Die einschlägige Wirtschaftsliteratur kenn seit Wochen nur ein Thema: Die ab 1. Januar drohende Abgeltungsteuer und Tipps, wie man ihr am besten entkommt oder sie umgeht.
Noch bestehende oder durch neuartige Kapitalmarktprodukte geschaffene Steuerschlupflöcher will Bundesfinanzminister Peer Steinbrück (SPD) allerdings nicht dulden, wie sein Ministerium in Beantwortung einer Kleinen Anfrage des FDP-Steuerexperten Frank Schäffler jetzt erklärte (Bundestags-Drucksache 16/9012).
Vom kommenden Jahr an sollen Kapitalgewinne mit einem einheitlichen Abgeltungssatz von 25 Prozent (plus Solidarbeitrag und etwaiger Kirchensteuer) belegt werden. Hierzu zählen auch Kursgewinne aus Aktienverkäufen, die bisher nach einer einjährigen Haltefrist des Wertpapiers steuerfrei einvernommen werden konnten (VersicherungsJournal 4.2.2008).
Neuartige Kapitalanlageprodukte auf den Prüfstand
Sinn der Abgeltungsteuer ist laut Bundesfinanz-Ministerium (BMF) die einheitliche Behandlung der unterschiedlichen Kapitalanlageformen, um ein Höchstmaß an steuerlicher Transparenz und Gleichmäßigkeit der Besteuerung zu bieten.
„Sofern am Markt neuartige Kapitalanlageprodukte angeboten werden, deren Zweck allein in dem Ausnutzen etwaiger Steuerschlupflöcher liegt, (…) wird die Bundesregierung auch weiterhin darum bemüht sein, die steuerlichen Sondervorteile solcher Gestaltungen für die Zukunft zu verhindern“, heißt es in der BMF-Stellungnahme.
Die Bundesregierung wird im Rahmen des Jahressteuergesetzes 2009 wohl Anfang Juni erste Nachbesserungen bei Zertifikatefonds vornehmen. „Änderungen bei der Besteuerung von Dachfonds sind nicht geplant“, erklärte das Ministerium dazu.
Außerdem verweist das Ministerium darauf, dass im Rahmen der Unternehmenssteuer-Reform 2008 dem Anleger bewusst bis 2009 Zeit eingeräumt worden sei, um seine Investitionen in Kapitalmarktprodukte „wohlüberlegt“ tätigen zu können.
Abgeltungsteuer gefährdet private Vorsorge nicht
Die Bundesregierung sieht durch die Abgeltungsteuer keine Gefährdung der privaten Altersvorsorge.

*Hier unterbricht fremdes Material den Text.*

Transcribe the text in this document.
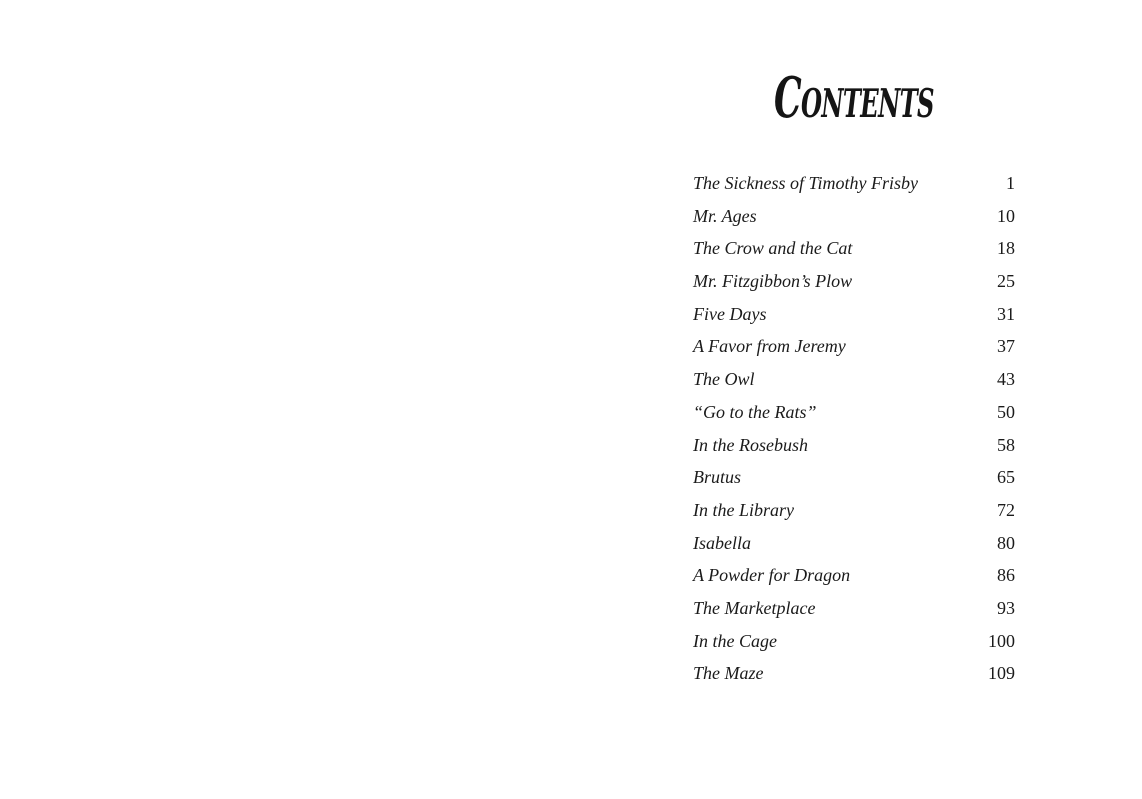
Contents
The Sickness of Timothy Frisby	1
Mr. Ages	10
The Crow and the Cat	18
Mr. Fitzgibbon’s Plow	25
Five Days	31
A Favor from Jeremy	37
The Owl	43
“Go to the Rats”	50
In the Rosebush	58
Brutus	65
In the Library	72
Isabella	80
A Powder for Dragon	86
The Marketplace	93
In the Cage	100
The Maze	109
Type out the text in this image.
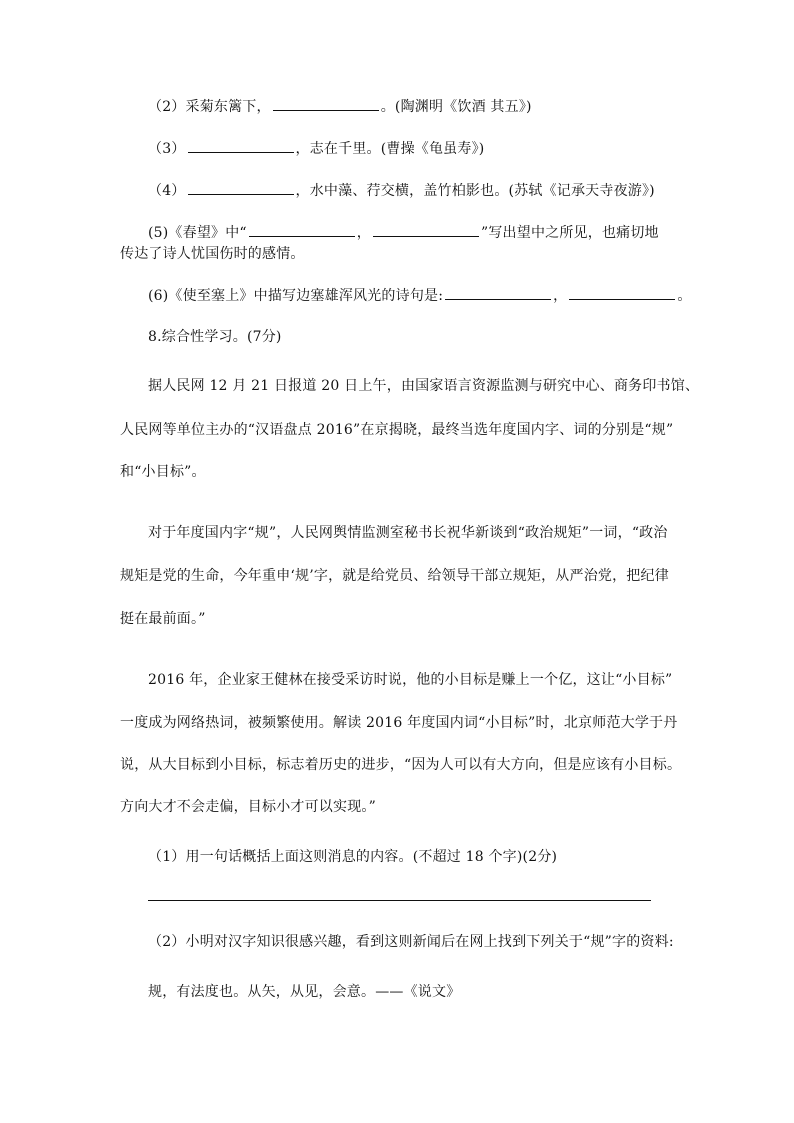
（2）采菊东篱下，	。(陶渊明《饮酒 其五》)
（3）	，志在千里。(曹操《龟虽寿》)
（4）	，水中藻、荇交横，盖竹柏影也。(苏轼《记承天寺夜游》)
(5)《春望》中“	，	”写出望中之所见，也痛切地
传达了诗人忧国伤时的感情。
(6)《使至塞上》中描写边塞雄浑风光的诗句是:	，	。
8.综合性学习。(7分)
据人民网 12 月 21 日报道 20 日上午，由国家语言资源监测与研究中心、商务印书馆、
人民网等单位主办的“汉语盘点 2016”在京揭晓，最终当选年度国内字、词的分别是“规”
和“小目标”。
对于年度国内字“规”，人民网舆情监测室秘书长祝华新谈到“政治规矩”一词，“政治
规矩是党的生命，今年重申‘规’字，就是给党员、给领导干部立规矩，从严治党，把纪律
挺在最前面。”
2016 年，企业家王健林在接受采访时说，他的小目标是赚上一个亿，这让“小目标”
一度成为网络热词，被频繁使用。解读 2016 年度国内词“小目标”时，北京师范大学于丹
说，从大目标到小目标，标志着历史的进步，“因为人可以有大方向，但是应该有小目标。
方向大才不会走偏，目标小才可以实现。”
（1）用一句话概括上面这则消息的内容。(不超过 18 个字)(2分)
（2）小明对汉字知识很感兴趣，看到这则新闻后在网上找到下列关于“规”字的资料:
规，有法度也。从矢，从见，会意。——《说文》
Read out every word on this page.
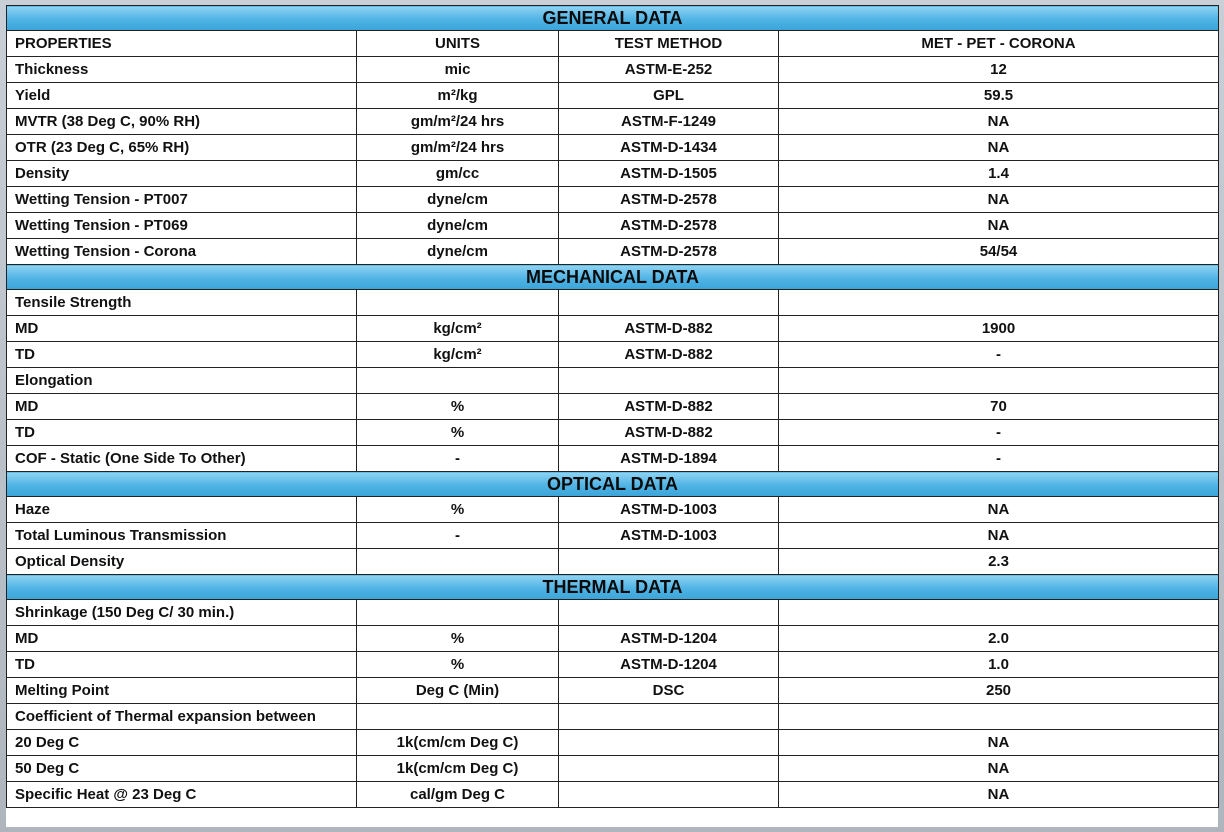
GENERAL DATA			
PROPERTIES	UNITS	TEST METHOD	MET - PET - CORONA
Thickness	mic	ASTM-E-252	12
Yield	m²/kg	GPL	59.5
MVTR (38 Deg C, 90% RH)	gm/m²/24 hrs	ASTM-F-1249	NA
OTR (23 Deg C, 65% RH)	gm/m²/24 hrs	ASTM-D-1434	NA
Density	gm/cc	ASTM-D-1505	1.4
Wetting Tension - PT007	dyne/cm	ASTM-D-2578	NA
Wetting Tension - PT069	dyne/cm	ASTM-D-2578	NA
Wetting Tension - Corona	dyne/cm	ASTM-D-2578	54/54
MECHANICAL DATA			
Tensile Strength			
MD	kg/cm²	ASTM-D-882	1900
TD	kg/cm²	ASTM-D-882	-
Elongation			
MD	%	ASTM-D-882	70
TD	%	ASTM-D-882	-
COF - Static (One Side To Other)	-	ASTM-D-1894	-
OPTICAL DATA			
Haze	%	ASTM-D-1003	NA
Total Luminous Transmission	-	ASTM-D-1003	NA
Optical Density			2.3
THERMAL DATA			
Shrinkage (150 Deg C/ 30 min.)			
MD	%	ASTM-D-1204	2.0
TD	%	ASTM-D-1204	1.0
Melting Point	Deg C (Min)	DSC	250
Coefficient of Thermal expansion between			
20 Deg C	1k(cm/cm Deg C)		NA
50 Deg C	1k(cm/cm Deg C)		NA
Specific Heat @ 23 Deg C	cal/gm Deg C		NA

Zwar führe die Einbeziehung privater Veräußerungserlöse in die Abgeltungsteuer zu einer höheren Besteuerung bei langfristigen Aktienanlagen und Investment-Sparverträgen. „Nicht jede langfristige Anlage dient aber der Altersvorsorge“, stellte das Finanzministerium fest.
„Eine steuerliche Besserstellung ist nur für Anlageformen gerechtfertigt, die kraft ihrer Ausgestaltung ausschließlich der privaten Altersvorsorge dienen.“ An der Besteuerung der zertifizierten Altersvorsorge-Verträge wie Riester- oder Rürup-Rente ändert sich den BMF-Angaben gemäß nichts.
Zudem würden Lebensversicherungen gefördert, die der Altersvorsorge dienten, wenn die Auszahlung nach dem 60. Lebensjahr und zwölf Jahre nach Vertragsabschluss erfolge. Dann könne es effektiv nur zu einer Steuerlast in Höhe des halben persönlichen Steuersatzes kommen, argumentiert das Ministerium.